W. E. B. Du Bois, Carol Swain, and African-American Duality

Since there were some colorful comments on my previous post about Professor Carol Swain’s visit to Kent State, I thought I would share an assignment that I gave Professor Babacar M’Baye in our African-American Literature seminar:

W.E.B. Du Bois, Carol Swain, and African-American Duality 

In The Souls of Black Folk (1903), W.E.B. Du Bois wrote:

            After the Egyptian and Indian, the Greek and Roman, the Teuton and Mongolian, the Negro is a sort of seventh son, born with a veil, and gifted with second-sight in this American world, –a world which yields him no true self-consciousness, but only lets him see himself through the revelation of the other world.  It is a peculiar sensation, this double-consciousness, this sense of always looking at one’s self through the eyes of others, of measuring one’s soul by the tape of a world that looks on in amused contempt and pity.  One ever feels his twoness, –an American, a Negro; two souls, two thoughts, two unreconciled strivings; two warring ideals in one dark body, whose dogged strength alone keeps it from being torn asunder (214-215).

In this passage, Du Bois is laying out his theory of African-American duality.  When he published the collection that this passage is contained in, the use of the word “Negro” to denote persons of African descent did not semantically illustrate the duality Du Bois addresses.  However, the hyphenated identity of African-American came into widespread use during the 1980s, and it encapsulates graphically, on the page and in the mind, the “twoness” that Du Bois describes. 

Even though Du Bois published this work over a hundred years ago, the reality of African-American hybrid identity in the United States is an ongoing pragmatic fact.  The continuity of African-American marginalization from the antebellum era to the present pressures African-Americans to negotiate and maneuver their identity with the white hegemony (government, capital, and social sphere).

Du Bois goes on to write:

            The history of the American Negro is the history of this strife,–this longing to attain self-consciousness, manhood, to merge his double self into a better and truer self.  In this merging he wishes neither of the older selves to be lost.  He would not Africanize America, for America has too much to teach the world and Africa.  He would not bleach his Negro soul in a flood of white Americanism, for he knows that Negro blood has a message for the world.  He simply wishes to make it possible for a man to be both a Negro and an American, without being cursed or spit upon by his fellows, without having the doors of Opportunity closed roughly in his face (215).

Du Bois does not desire to dissolve “American Negro” identity, but he desires the freedom to be both without the threat of racist retaliation.  In this passage, he makes a profound observation that white American and African America have knowledges and cultures that can be shared.  This is one of the main arguments for open borders for immigration, because the cross pollination of cultures leads to the synthesis new things that were not possible within the isolated cultures.  As forced immigrants, African-Americans bring their own experiences and heritages from Africa and from their experiences as slaves that can enrich the American experience as a whole. 

Dr.

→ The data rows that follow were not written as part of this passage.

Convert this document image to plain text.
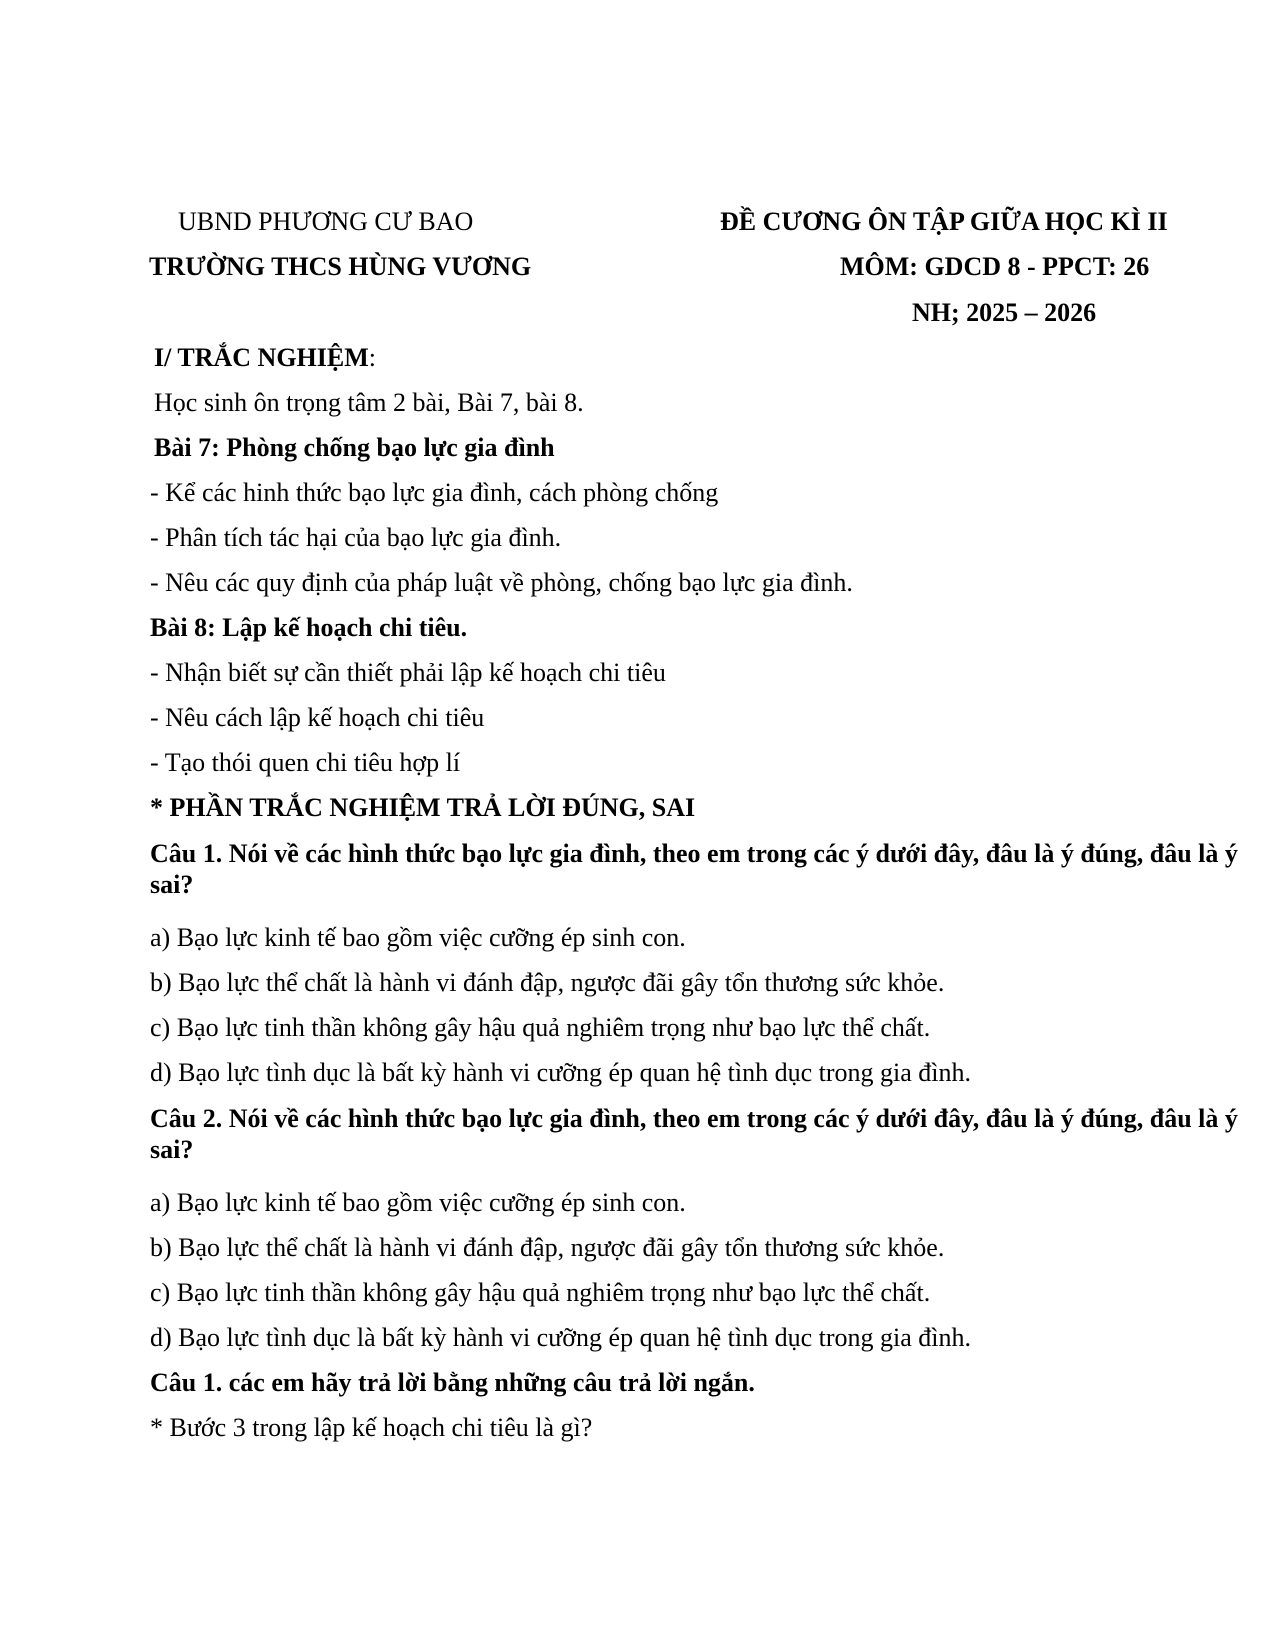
UBND PHƯƠNG CƯ BAO
TRƯỜNG THCS HÙNG VƯƠNG
ĐỀ CƯƠNG ÔN TẬP GIỮA HỌC KÌ II
MÔM: GDCD 8 - PPCT: 26
NH; 2025 – 2026
I/ TRẮC NGHIỆM:
Học sinh ôn trọng tâm 2 bài, Bài 7, bài 8.
Bài 7: Phòng chống bạo lực gia đình
- Kể các hinh thức bạo lực gia đình, cách phòng chống
- Phân tích tác hại của bạo lực gia đình.
- Nêu các quy định của pháp luật về phòng, chống bạo lực gia đình.
Bài 8: Lập kế hoạch chi tiêu.
- Nhận biết sự cần thiết phải lập kế hoạch chi tiêu
- Nêu cách lập kế hoạch chi tiêu
- Tạo thói quen chi tiêu hợp lí
* PHẦN TRẮC NGHIỆM TRẢ LỜI ĐÚNG, SAI
Câu 1. Nói về các hình thức bạo lực gia đình, theo em trong các ý dưới đây, đâu là ý đúng, đâu là ý sai?
a) Bạo lực kinh tế bao gồm việc cưỡng ép sinh con.
b) Bạo lực thể chất là hành vi đánh đập, ngược đãi gây tổn thương sức khỏe.
c) Bạo lực tinh thần không gây hậu quả nghiêm trọng như bạo lực thể chất.
d) Bạo lực tình dục là bất kỳ hành vi cưỡng ép quan hệ tình dục trong gia đình.
Câu 2. Nói về các hình thức bạo lực gia đình, theo em trong các ý dưới đây, đâu là ý đúng, đâu là ý sai?
a) Bạo lực kinh tế bao gồm việc cưỡng ép sinh con.
b) Bạo lực thể chất là hành vi đánh đập, ngược đãi gây tổn thương sức khỏe.
c) Bạo lực tinh thần không gây hậu quả nghiêm trọng như bạo lực thể chất.
d) Bạo lực tình dục là bất kỳ hành vi cưỡng ép quan hệ tình dục trong gia đình.
Câu 1. các em hãy trả lời bằng những câu trả lời ngắn.
* Bước 3 trong lập kế hoạch chi tiêu là gì?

Carol Swain, professor of Political Science and Law at Vanderbilt University, recently presented at the Kent State library on the topic, “Immigration, Identity Politics, and the Decline of America: A Challenge for President Obama.”  Her presentation, particularly considering Dr. Swain being African-American, flies in the face of Du Bois’ argument for the maintenance of what we now call African-American identity.  Her presentation was primarily about the problems she sees with immigration in the United States, but at the end, she swung things around to identity politics in general.  She sees America as being a homogenous population with a shared sense of what it is to be American.  She acknowledged that it is a divisive issue between white and racial/ethnic diversity, but she considers assimilation “a good word” (however, she didn’t exactly say what standard folks should assimilate into).  She stated that, “we need to see ourselves as Americans,” and “we need to give up some of that [racial/ethnic] identity and have one identity.”  Interestingly, early in her talk she said, “black men running the two major parties doesn’t solve the race problem.”  So, it seems that she acknowledges that there is a “race problem,” but I cannot agree with her solution taking the United States back to isolationist politics and the farce of the “melting pot.”  Invoking nationalism and a call for national identity in a world of increasing globalization and cosmopolitan movement is an unacceptable retreat into a national tortoise shell.  Dr. Swain’s position is one that will further erode the pragmatic position of the United States within the world body politic, and her desire for the erasure of identities in favor of an essentialized national identity is tantamount to an erasure of history.